POURQUOI PAS DES IMPÔTS À LA CARTE ?, par Jean-Paul Vignal

Billet invité.

Un des grands principes de la fiscalité publique en France est la non affectation des recettes fiscales : le produit d’un impôt ne peut normalement pas être affecté à une dépense déterminée. Il va de soi que ce principe implique a fortiori qu’aucun contribuable ne peut affecter le montant de ses impôts à une dépense déterminée.

Les exceptions confirmant toujours la règle, il y a bien sûr des exceptions à ce principe ; elles sont en général destinées à simplifier la comptabilité publique et la gestion de certaines entités publiques dotées de ressources propres.
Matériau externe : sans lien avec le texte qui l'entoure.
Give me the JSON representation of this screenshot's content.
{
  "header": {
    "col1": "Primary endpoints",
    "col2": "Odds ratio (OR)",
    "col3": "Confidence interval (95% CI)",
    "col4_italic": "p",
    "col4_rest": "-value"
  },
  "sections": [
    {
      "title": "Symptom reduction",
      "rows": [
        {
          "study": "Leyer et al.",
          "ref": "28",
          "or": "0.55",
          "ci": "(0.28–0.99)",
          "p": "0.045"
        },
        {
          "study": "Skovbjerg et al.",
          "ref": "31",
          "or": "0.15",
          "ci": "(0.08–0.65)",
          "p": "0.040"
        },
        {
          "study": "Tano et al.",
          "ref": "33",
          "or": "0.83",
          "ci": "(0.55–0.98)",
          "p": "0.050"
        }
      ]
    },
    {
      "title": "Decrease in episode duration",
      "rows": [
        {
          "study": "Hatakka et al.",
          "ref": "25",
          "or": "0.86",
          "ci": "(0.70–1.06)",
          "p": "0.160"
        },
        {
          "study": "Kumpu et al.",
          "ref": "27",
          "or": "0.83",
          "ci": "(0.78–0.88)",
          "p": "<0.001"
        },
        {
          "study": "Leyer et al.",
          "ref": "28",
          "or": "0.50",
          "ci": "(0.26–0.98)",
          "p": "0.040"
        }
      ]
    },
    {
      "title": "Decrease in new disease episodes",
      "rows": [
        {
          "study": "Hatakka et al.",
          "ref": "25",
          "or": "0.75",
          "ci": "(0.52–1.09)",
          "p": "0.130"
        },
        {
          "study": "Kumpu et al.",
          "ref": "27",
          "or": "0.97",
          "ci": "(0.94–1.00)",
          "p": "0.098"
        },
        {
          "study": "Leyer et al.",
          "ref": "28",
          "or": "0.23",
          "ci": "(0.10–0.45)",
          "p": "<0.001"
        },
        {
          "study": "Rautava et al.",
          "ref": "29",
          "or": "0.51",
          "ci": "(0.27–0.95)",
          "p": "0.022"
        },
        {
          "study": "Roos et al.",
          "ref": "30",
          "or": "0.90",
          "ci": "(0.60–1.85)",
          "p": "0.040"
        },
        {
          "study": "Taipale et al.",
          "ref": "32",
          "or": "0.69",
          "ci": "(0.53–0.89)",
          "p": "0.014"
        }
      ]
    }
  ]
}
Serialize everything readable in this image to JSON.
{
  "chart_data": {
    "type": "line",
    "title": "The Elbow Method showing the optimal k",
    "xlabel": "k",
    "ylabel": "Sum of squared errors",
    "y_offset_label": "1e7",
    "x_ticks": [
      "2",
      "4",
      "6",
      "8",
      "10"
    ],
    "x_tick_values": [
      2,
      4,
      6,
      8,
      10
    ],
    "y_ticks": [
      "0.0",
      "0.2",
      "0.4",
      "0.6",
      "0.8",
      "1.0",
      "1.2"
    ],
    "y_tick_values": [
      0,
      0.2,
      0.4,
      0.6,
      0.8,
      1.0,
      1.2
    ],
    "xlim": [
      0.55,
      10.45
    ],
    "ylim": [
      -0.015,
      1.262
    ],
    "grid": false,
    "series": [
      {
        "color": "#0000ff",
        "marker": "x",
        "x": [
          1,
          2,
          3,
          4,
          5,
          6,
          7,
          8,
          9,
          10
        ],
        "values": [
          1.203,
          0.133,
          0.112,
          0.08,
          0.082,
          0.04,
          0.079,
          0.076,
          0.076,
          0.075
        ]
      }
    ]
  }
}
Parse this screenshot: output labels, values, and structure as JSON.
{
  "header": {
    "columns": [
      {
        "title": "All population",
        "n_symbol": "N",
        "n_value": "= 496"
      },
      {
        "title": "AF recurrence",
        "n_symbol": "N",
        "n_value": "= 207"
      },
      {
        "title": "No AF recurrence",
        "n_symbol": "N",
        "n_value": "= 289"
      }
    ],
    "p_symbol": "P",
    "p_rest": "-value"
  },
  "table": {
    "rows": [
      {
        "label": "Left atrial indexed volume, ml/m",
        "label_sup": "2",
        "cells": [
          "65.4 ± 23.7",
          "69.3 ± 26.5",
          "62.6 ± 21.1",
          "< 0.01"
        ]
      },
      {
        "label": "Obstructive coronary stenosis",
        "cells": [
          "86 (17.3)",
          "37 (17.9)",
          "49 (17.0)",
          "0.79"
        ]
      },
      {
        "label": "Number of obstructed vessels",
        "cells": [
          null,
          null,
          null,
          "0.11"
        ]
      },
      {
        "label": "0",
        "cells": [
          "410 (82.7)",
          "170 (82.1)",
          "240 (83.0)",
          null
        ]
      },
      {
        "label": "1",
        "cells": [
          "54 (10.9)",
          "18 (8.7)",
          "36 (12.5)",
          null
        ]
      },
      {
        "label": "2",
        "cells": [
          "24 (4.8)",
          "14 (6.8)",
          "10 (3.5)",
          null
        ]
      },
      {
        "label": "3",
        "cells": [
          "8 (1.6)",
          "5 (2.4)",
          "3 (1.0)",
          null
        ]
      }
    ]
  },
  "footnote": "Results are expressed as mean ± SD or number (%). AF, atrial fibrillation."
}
Ces exceptions sont très surveillées, car elles constituent un des moyens les plus simples de sortir des dépenses publiques du budget, et donc d’éviter le contrôle parlementaire. Elles consistent le plus souvent à prélever un certain pourcentage voire la totalité des recettes des entités qui bénéficient de ce traitement particulier et à les affecter à leurs dépenses de fonctionnement.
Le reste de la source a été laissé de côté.